JOHN PAUL II
Psalms of Lauds
1. The hymn just proclaimed appears as a song of joy in the Liturgy of Lauds.
It is a concluding seal on the sections of the Book of Isaiah known for their Messianic reading. It includes chapters 6-12, generally known as the "Book of Emmanuel". In fact, at the centre of those prophetic sayings towers the figure of a sovereign, who while belonging to the historic Davidic dynasty, reveals transfigured features and receives glorious titles: "Wonderful counsellor, Mighty God, Everlasting Father, Prince of peace" (Is 9,6).
2. Scholars now think that the hymn which we are dealing with (cf. Is 12,1-6), on account of its literary quality and its general tone, to be a composition written at a time later than that of the prophet Isaiah who lived in the eighth century before Christ. It is almost like a quotation, a text that resembles a psalm, thought out, perhaps, for liturgical use, that has been inserted here as the conclusion for the "Book of Emmanuel". In fact, it repeats some of the themes: salvation, trust, joy, divine action, the presence among the people of the "Holy One of Israel", an expression that indicates both the "holy" transcendence of God, and his loving and active closeness on which the people of Israel can rely.
The singer is a person who has lived a bitter experience, felt to be an act of divine judgment. But now the trial is over, the purification has taken place; in the place of the Lord's anger there is a smile, his readiness to save and console.
It is important to note that he refers implicitly to the great salvific event of the exodus from the slavery of Egypt, as he quotes the words of Moses' song of deliverance, "the Lord God is my strength and my song" (Ex 15,2).
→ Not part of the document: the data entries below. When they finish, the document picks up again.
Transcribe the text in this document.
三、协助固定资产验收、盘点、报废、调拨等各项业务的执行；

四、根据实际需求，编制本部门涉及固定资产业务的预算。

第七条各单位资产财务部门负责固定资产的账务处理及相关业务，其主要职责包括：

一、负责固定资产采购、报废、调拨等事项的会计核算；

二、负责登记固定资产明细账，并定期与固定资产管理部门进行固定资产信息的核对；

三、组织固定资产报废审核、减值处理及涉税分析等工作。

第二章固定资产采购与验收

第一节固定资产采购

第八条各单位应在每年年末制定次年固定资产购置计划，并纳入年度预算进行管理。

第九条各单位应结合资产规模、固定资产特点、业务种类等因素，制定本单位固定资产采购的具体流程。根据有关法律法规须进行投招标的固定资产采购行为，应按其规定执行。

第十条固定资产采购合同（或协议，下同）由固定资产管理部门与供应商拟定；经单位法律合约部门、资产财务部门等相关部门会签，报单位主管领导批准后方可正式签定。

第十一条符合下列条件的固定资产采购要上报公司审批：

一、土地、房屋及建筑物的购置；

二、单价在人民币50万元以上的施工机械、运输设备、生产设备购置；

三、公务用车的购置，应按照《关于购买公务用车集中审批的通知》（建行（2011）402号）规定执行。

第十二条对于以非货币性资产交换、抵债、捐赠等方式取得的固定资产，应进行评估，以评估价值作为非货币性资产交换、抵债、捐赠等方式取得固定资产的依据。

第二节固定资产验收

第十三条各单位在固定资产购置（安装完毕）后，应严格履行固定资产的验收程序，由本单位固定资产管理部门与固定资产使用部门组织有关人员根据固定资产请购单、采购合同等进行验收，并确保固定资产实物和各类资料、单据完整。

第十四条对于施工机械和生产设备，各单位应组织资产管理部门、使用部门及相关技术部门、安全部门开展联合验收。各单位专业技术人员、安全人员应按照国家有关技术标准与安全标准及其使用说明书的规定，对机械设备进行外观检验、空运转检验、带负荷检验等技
Unfortunately, humanity often abandons this fountain that will quench the thirst of the entire being of the person, as the Prophet Jeremiah points out with sadness: "They have abandoned me, the fountain of living waters, and hewed out cisterns for themselves, broken cisterns, that can not hold water" (Jer 2,13). Even Isaiah, a few pages before, exalted the "waters of Shiloah, that run slowly", symbol of the Lord present in Zion, and threatened the chastisement of the flooding of the "waters of the river, namely, the Euphrates, great and mighty" (Is 8,6-7), symbol of the military and economic might and of idolatry, waters that then fascinated Judah, that would later submerge her.
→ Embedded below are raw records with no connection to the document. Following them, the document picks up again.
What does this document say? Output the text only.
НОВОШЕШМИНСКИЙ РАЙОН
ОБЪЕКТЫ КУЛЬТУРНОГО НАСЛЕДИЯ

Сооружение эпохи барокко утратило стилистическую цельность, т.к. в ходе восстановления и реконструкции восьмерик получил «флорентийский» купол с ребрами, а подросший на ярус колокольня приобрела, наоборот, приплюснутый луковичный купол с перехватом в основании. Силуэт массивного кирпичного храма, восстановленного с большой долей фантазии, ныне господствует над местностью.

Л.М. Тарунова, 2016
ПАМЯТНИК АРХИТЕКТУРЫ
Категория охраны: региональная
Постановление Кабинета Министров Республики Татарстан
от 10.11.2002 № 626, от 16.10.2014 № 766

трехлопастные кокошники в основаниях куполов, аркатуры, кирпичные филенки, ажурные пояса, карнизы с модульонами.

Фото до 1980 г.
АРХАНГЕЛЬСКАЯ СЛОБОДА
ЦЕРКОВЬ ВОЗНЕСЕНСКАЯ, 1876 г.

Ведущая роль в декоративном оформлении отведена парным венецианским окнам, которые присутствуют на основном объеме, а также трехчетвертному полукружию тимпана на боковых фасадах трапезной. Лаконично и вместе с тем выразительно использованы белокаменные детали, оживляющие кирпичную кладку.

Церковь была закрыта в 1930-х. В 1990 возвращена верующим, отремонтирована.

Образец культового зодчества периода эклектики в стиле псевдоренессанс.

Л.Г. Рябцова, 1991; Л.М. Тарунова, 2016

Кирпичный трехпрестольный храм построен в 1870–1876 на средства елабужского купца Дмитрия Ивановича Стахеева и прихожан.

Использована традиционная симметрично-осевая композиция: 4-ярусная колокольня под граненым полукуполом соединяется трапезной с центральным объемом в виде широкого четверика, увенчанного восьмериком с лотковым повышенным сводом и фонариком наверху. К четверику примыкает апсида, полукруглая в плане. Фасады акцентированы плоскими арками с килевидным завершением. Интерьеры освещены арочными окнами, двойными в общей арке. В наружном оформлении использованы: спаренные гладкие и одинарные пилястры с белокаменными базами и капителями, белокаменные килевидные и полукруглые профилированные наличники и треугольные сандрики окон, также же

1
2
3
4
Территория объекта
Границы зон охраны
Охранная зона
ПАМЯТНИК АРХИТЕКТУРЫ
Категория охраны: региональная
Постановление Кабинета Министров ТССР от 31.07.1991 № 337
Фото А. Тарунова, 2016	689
At the centre of the praise there is a unique profession of faith in God the Saviour who works in history and is beside his creature, sharing his up's and down's: "The Lord has done great works ... great in your midst is the Holy One of Israel" (vv. 5.6). This profession of faith also has a missionary function: "Among the nations make known his deeds ... let this be known throughout all the earth" (vv. 4.5). The salvation that they have obtained must be witnessed to the world, so that all humanity may run to the fountain of peace, joy and freedom.
At the end of the catechesis the Holy Father addressed the groups of pilgrims in French, English, German, Spanish [see the appeal for Venezuela below], Portuguese, Flemish, Lithuanian, Slovak, and Italian.
I warmly welcome the English-speaking pilgrims and visitors, especially the priests from Vietnam who are returning to their country after studies in Europe. Dear priests: tell your brothers and sisters in the faith that I pray for them every day; I pray for the peace and progress of the whole nation. Upon the pilgrims and visitors from England, Sweden, Denmark, Canada and the United States, I invoke the peace of the Risen Christ. God bless you all!
Appeal for Peace and a Climate of Reconciliation in Venezuela, in the Spanish-language.
The dramatic events that the people of Venezuela have experienced in the last few days move me to make an appeal to the authorities and citizens of that beloved nation so they will make every effort to foster a climate of peaceful coexistence permeated by the spirit of reconciliation. May they put aside every temptation to revenge or violence and, in a spirit of brotherhood, solidarity and collaboration, may they move towards the higher goals of justice, respect for law and genuine progress for all.